China beats Mexico on CA immigration

China flagWhile Mexico continued to drive the debate about immigration policy in the U.S., California experienced a significant demographic shift that could carry a political impact: more immigrants now flow into the Golden State from China than from south of the border.

“About 33,000 immigrants moved to California from China last year, roughly triple the number who came in 2005,” the Sacramento Bee reported, citing data from the U.S. Census Bureau and the Public Policy Institute of California. “The number of immigrants coming to California from Mexico fell from almost 100,000 in 2005 to just over 30,000 in 2014, a roughly 70 percent decline.”

Long-term shifts in the west coast economy appeared to have influenced the shift, tilting away from so-called “jobs Americans won’t do” to high-tech opportunities that require college or graduate education. “Arrivals from Asia have disproportionately settled in and around Silicon Valley,” the Bee noted, adding that “India, which sent about 29,500 immigrants to California last year, also is poised to overtake Mexico. Some of California’s recent Asian arrivals are college students or long-term workers who eventually may leave the country; others will stay permanently.”

Making money

China has found itself increasingly in the crosshairs of both positive and negative publicity around immigration.

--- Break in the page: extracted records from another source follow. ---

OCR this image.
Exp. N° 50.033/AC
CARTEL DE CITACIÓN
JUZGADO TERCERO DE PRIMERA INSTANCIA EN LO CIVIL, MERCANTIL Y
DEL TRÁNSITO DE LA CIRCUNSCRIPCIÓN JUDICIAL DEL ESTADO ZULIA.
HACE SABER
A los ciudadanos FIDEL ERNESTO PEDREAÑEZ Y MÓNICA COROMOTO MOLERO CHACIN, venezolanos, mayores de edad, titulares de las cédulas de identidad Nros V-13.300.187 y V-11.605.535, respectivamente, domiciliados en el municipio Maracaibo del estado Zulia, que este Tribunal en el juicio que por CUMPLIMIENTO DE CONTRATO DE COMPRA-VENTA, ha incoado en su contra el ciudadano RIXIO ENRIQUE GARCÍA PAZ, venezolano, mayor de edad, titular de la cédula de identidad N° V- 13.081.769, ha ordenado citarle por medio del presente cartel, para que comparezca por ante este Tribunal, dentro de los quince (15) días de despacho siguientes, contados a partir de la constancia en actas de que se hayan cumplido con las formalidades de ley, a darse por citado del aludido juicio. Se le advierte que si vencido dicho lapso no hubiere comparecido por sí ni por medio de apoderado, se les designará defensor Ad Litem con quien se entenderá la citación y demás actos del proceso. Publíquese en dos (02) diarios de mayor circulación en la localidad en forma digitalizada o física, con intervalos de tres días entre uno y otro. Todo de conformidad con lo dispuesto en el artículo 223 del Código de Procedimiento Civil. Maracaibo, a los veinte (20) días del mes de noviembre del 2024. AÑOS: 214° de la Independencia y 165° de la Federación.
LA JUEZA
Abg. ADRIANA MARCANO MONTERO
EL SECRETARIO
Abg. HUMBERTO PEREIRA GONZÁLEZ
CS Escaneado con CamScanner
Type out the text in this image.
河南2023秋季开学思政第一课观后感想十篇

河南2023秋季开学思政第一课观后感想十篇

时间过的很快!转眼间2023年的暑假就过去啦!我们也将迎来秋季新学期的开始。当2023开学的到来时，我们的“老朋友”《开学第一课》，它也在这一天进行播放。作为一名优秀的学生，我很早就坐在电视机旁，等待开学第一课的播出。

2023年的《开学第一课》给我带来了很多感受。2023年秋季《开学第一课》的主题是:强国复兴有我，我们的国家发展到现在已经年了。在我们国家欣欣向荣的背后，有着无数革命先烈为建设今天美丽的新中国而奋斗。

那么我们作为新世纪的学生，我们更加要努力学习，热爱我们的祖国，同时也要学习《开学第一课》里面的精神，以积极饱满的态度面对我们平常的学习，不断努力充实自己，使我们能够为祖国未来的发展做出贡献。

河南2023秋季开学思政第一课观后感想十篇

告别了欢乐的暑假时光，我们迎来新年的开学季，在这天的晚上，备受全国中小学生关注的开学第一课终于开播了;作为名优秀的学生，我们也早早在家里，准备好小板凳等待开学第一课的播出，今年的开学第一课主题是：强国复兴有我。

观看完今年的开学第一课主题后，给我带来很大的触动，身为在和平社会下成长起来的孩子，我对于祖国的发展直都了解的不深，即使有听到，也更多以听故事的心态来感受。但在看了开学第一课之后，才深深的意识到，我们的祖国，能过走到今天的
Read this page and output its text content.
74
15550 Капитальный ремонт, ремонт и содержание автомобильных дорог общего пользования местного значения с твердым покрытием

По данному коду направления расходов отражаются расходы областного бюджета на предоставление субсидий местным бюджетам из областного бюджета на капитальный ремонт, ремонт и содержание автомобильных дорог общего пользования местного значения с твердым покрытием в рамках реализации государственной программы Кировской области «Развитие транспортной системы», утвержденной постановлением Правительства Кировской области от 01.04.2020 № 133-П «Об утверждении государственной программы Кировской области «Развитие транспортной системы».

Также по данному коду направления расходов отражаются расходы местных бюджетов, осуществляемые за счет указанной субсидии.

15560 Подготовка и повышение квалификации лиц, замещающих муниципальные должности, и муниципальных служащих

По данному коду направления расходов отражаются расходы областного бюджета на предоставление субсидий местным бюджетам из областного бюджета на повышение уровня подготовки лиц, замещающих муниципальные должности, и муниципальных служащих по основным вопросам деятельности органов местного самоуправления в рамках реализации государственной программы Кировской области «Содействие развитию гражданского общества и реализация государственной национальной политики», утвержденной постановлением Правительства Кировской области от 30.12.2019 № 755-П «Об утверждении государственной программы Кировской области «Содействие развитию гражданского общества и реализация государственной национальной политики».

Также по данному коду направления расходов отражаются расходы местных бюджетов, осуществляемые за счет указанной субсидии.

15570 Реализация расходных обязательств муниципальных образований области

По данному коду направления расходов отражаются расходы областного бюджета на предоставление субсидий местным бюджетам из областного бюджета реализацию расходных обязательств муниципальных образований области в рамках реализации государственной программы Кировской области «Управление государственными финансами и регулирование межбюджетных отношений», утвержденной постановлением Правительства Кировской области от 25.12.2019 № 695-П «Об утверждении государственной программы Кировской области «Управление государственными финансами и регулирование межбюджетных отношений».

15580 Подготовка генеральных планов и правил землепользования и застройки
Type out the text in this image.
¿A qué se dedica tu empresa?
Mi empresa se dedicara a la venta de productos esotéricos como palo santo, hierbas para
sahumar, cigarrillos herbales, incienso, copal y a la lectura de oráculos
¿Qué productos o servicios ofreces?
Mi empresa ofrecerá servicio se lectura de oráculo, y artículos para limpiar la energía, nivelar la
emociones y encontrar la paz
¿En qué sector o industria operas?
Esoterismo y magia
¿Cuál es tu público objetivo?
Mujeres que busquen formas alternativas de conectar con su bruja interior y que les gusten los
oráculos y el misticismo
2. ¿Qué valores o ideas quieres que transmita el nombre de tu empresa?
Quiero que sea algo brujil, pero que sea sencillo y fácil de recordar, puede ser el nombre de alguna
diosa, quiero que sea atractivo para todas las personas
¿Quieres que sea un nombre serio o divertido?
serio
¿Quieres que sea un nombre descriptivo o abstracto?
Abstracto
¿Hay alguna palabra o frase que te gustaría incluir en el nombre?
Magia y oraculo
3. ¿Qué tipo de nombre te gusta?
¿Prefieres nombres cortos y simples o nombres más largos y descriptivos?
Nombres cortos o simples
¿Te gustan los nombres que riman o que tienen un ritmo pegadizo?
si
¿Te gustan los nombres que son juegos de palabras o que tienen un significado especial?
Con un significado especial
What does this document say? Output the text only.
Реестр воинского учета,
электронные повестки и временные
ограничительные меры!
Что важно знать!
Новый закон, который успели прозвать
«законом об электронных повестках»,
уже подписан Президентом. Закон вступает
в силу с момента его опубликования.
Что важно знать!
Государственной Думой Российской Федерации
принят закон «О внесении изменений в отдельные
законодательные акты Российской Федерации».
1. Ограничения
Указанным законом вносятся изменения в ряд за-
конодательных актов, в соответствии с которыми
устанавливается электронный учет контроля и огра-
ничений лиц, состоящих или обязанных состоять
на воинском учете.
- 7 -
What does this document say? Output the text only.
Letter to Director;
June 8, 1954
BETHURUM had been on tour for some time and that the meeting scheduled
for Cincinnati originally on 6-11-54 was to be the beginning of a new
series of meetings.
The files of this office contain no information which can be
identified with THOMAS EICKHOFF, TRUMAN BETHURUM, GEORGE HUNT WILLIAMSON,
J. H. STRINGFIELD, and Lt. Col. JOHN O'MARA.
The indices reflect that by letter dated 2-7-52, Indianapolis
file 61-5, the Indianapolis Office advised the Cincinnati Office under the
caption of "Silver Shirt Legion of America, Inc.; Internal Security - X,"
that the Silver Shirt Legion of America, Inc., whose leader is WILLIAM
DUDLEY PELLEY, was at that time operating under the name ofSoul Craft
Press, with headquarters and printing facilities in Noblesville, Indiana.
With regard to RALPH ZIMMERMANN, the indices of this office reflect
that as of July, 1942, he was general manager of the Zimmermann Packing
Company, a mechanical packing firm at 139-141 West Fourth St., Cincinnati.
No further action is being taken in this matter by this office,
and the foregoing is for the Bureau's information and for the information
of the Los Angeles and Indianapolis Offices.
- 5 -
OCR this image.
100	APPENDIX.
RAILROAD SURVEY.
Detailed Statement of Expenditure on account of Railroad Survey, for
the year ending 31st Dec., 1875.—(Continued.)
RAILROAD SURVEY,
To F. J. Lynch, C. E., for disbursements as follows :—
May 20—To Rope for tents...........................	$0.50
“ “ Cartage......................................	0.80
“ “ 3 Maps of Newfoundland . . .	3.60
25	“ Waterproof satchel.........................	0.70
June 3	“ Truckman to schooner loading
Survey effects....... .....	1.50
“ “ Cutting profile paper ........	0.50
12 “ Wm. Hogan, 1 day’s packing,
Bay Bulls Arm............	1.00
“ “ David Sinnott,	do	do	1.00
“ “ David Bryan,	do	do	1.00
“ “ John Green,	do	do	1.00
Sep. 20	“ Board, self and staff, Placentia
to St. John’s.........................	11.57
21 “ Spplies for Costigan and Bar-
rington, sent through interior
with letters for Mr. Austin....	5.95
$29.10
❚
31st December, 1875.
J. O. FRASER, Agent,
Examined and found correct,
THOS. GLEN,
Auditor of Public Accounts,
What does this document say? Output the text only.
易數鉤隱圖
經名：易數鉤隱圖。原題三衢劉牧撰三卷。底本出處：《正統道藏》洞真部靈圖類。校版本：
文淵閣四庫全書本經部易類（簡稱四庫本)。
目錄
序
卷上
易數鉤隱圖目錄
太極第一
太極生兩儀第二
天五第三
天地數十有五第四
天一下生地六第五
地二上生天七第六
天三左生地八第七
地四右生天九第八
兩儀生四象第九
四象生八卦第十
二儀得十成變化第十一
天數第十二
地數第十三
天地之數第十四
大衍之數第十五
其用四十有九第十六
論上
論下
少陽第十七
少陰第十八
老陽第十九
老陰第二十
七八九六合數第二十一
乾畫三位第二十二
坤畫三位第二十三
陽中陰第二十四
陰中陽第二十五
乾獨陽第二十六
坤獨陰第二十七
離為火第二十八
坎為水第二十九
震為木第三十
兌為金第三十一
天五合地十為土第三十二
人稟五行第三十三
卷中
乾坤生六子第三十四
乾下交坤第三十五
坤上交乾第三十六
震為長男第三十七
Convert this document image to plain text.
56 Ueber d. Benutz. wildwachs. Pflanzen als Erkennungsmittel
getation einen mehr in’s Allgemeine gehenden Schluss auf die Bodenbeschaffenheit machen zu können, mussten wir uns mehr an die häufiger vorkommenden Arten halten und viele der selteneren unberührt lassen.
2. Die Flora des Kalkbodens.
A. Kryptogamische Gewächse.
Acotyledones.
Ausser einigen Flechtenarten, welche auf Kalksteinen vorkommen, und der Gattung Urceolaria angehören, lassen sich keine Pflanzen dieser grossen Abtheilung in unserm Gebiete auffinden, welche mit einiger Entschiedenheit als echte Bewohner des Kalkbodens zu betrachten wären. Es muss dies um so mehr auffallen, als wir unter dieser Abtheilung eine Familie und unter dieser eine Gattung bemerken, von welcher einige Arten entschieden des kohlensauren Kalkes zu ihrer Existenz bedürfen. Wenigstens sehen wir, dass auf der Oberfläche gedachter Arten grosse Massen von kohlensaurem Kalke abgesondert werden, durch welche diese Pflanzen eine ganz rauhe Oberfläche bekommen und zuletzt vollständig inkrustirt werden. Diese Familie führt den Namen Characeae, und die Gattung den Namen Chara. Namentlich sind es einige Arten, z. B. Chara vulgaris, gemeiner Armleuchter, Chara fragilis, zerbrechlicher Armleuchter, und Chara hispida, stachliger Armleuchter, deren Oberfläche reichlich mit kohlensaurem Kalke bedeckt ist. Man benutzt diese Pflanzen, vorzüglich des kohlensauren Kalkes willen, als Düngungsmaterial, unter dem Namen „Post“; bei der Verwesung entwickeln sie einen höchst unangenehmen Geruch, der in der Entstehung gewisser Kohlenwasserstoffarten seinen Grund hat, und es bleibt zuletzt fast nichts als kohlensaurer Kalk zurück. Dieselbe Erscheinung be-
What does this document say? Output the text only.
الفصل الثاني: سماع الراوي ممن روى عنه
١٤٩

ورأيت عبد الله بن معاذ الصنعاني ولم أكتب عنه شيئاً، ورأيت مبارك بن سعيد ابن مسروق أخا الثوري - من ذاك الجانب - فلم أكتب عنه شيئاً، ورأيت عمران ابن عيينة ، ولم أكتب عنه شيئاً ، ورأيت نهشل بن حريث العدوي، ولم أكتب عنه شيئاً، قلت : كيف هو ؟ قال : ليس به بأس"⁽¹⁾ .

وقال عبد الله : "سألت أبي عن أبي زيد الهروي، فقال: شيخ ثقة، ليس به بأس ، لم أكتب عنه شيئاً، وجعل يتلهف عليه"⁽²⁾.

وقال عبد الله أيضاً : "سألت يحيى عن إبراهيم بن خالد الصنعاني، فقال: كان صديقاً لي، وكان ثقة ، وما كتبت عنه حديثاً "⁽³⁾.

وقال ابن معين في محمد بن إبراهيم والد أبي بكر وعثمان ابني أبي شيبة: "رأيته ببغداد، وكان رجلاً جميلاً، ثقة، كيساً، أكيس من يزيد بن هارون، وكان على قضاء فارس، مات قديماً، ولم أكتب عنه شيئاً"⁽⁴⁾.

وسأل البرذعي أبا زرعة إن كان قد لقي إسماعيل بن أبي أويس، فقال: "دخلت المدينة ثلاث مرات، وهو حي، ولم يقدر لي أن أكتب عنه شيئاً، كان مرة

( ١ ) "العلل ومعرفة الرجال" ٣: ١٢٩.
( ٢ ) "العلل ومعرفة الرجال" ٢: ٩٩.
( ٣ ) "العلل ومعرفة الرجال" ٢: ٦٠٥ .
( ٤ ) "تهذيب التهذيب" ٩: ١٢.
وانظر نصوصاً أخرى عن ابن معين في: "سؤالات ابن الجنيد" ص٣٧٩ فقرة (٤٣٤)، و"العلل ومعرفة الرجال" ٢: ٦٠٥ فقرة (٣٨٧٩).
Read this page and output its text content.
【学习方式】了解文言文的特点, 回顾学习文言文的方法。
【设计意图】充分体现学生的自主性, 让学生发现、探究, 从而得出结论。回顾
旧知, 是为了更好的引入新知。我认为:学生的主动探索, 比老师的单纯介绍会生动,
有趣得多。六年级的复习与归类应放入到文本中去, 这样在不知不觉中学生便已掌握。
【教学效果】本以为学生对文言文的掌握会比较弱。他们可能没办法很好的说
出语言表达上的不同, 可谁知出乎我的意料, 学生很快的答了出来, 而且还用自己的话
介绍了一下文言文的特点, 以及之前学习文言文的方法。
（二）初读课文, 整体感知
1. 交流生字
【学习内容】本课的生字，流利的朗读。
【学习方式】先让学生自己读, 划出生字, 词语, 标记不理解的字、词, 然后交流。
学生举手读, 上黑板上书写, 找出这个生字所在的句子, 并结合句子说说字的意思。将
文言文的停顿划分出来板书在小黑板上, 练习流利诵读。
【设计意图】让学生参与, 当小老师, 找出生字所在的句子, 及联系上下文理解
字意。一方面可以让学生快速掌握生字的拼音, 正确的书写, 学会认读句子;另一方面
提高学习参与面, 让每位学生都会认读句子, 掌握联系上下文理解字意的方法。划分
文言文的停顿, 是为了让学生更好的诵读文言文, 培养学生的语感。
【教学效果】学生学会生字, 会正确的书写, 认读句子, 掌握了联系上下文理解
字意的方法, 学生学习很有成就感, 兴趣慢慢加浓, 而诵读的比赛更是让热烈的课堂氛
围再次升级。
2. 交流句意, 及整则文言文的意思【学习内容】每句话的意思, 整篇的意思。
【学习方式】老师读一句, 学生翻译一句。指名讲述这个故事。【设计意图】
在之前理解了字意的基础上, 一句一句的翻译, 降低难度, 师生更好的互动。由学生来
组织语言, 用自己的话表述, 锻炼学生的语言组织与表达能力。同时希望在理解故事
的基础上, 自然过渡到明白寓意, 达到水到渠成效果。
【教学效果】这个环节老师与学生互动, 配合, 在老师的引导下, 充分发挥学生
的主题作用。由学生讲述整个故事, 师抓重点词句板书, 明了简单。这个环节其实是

On the one hand, its immigrants and visitors often offer California merchants lucrative opportunities to market goods and services. In Los Angeles, the marquee Beverly Center mall “sends buses to pick up Chinese families at the University of California at Los Angeles and the University of Southern California at the beginning of the year when parents drop off their children and at graduation,” Reuters reported. Susan Vance, the Beverly Center’s marketing and sponsorship director, told Reuters the mall’s program sponsoring some 45,000 Chinese students represented “one of its most successful marketing plans.”

On the other hand, Chinese immigrants became the focus of this year’s mainstream media coverage of the so-called “anchor babies” problem, where so-called “birth tourists” travel to the U.S. in order to have babies on American soil. (Some immigration critics had implied that the practice was most prominent among Mexicans.) Even still, evidence in Southern California, where the phenomenon has been concentrated, has strongly suggested that Californians can cash in on the practice themselves. In a report from Costa Mesa, the Wall Street Journal observed that, during their stay, birth tourists “typically spend thousands of dollars in private hospitals, high-end shopping malls and luxury apartment complexes.”

Back to Mexico

Meanwhile, although analysts cautioned that the final numbers were imprecise, data indicated that more Mexicans now leave the U.S. than enter. “census report in Mexico says that 1 million Mexicans returned home from the U.S. in the five years leading to 2014,” the Voice of America noted, while the U.S. census applicable to the same stretch of time “shows only 870,000 Mexicans moved to the U.S.” Even with the declines, however, Mexicans retained the largest immigrant presence inside American borders. In the 50 years ending in 2015, 16 million Mexicans came to live in the United States,” VOA observed, adding that “Mexicans still make up the largest foreign-born group in the country, at 28 percent.”

For that reason, they have remained a target for rhetoric and policy proposals this U.S. election year. But Mexico’s American immigrants have become a political football in a truer sense as well: both teams now wish to have them. In an appearance on WFAA’s Inside Texas Politics, former Mexican president Vicente Fox made the pitch for return migration. “We are building the opportunities in Mexico. We work hard to have jobs for them. We want them back,” he said. “We need them back.” Alluding to the economic rise of China, Fox hinted that Mexico could attract back former U.S. immigrants in much the same way the U.S. draws Chinese newcomers. “At the very end, we have to meet the challenge of the East,” he said. “The East is growing fast. The East is getting powerful.”